I have not yet watched the documentary because I don’t have a TV set and or a TV licence. Someone else has this to say about it:
“I've just watched David Attenborough's new Extinction documentary on the threat to planetary bio-diversity. It is of course well made and makes clear the deadly threats facing all life on this earth. But there was a major weakness and it can be summed up in one word: 'we'. Throughout the programme it was repeatedly said the 'we' have done this and that and 'we' are doing the other and 'we' are all responsible. The fact that there is a massive difference between the impact of the rich countries and the poor got a very brief mention but the fact there is a huge difference between giant corporations and ordinary people , between the super-rich and the world's working class was never mentioned. Nor, of course, was 'capitalism'. In reality understanding that production for profit is THE central problem is the beginning of wisdom in all of this.”

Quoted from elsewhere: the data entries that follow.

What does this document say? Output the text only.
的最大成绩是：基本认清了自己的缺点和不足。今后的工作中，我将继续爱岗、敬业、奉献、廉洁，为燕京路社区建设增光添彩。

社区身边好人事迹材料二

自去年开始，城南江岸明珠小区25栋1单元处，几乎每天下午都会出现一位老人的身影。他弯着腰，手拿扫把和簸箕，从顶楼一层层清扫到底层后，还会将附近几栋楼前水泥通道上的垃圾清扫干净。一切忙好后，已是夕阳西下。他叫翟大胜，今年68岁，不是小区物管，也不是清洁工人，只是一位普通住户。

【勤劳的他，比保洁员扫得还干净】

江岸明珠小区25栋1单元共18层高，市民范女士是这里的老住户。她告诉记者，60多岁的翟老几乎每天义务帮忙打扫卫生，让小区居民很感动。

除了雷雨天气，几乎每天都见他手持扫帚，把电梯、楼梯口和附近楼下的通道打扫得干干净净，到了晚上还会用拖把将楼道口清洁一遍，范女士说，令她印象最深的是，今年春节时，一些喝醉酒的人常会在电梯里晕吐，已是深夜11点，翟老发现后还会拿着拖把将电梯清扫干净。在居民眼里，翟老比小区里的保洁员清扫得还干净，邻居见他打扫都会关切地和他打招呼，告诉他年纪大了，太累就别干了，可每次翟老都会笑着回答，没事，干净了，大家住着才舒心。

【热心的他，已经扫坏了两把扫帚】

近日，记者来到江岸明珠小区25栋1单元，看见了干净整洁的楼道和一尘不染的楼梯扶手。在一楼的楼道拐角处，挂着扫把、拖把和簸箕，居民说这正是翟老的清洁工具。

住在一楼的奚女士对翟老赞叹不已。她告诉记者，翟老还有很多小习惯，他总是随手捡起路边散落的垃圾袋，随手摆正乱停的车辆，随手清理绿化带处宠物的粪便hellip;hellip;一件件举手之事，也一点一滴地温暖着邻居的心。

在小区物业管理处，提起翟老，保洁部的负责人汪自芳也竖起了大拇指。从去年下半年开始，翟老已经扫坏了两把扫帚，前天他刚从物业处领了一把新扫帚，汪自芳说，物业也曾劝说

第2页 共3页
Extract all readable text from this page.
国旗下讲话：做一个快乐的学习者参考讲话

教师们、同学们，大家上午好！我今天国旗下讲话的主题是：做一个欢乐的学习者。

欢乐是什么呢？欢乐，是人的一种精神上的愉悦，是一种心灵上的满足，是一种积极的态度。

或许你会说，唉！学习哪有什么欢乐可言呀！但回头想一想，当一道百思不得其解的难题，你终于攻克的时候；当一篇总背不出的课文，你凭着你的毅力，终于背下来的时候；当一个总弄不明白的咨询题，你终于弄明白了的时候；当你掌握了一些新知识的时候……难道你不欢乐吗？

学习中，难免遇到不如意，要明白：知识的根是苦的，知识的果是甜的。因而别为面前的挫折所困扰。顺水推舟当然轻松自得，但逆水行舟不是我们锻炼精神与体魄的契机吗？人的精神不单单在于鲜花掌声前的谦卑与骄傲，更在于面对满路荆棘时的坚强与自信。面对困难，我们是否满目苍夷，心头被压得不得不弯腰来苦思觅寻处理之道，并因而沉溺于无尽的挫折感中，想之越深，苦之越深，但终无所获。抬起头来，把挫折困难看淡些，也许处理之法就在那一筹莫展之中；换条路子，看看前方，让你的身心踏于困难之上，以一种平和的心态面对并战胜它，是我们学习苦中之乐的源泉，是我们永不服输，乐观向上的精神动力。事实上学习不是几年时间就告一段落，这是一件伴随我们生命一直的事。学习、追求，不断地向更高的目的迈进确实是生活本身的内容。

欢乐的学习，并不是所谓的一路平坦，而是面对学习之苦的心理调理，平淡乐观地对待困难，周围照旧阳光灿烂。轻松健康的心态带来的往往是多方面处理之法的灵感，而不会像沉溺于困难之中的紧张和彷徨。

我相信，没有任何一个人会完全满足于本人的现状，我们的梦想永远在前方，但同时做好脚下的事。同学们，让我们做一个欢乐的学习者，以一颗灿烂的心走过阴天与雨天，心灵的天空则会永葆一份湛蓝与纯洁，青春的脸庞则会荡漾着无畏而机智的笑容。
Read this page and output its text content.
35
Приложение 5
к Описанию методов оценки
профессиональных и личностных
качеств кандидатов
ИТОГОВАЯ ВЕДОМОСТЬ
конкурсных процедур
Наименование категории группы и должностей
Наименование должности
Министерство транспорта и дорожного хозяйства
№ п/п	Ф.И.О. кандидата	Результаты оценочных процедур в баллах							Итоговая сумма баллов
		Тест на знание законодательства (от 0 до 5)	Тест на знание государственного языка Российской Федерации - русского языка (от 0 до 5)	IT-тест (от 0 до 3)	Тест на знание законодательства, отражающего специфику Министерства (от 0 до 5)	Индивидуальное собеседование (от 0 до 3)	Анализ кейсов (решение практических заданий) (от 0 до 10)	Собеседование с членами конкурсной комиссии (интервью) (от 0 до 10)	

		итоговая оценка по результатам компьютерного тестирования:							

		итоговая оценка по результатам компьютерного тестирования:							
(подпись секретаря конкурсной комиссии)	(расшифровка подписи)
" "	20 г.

I agree. However, and not in the way Attenborough thinks and analyses, I would say that after the findings of what has been happening to nature and which most people, especially in the West have heard of and read about for years, “we” are also responsible, not only the capitalist system. We have continued “our way of life” like before except with some small amendments (reduction of using plastic bags and paper, for example).
“We” are responsible in the similar way when we vote for those who maintain the system and the regimes of corruption, wars, sales of weapons, support of brutal dictators, etc. although “we” heard of and read about all that.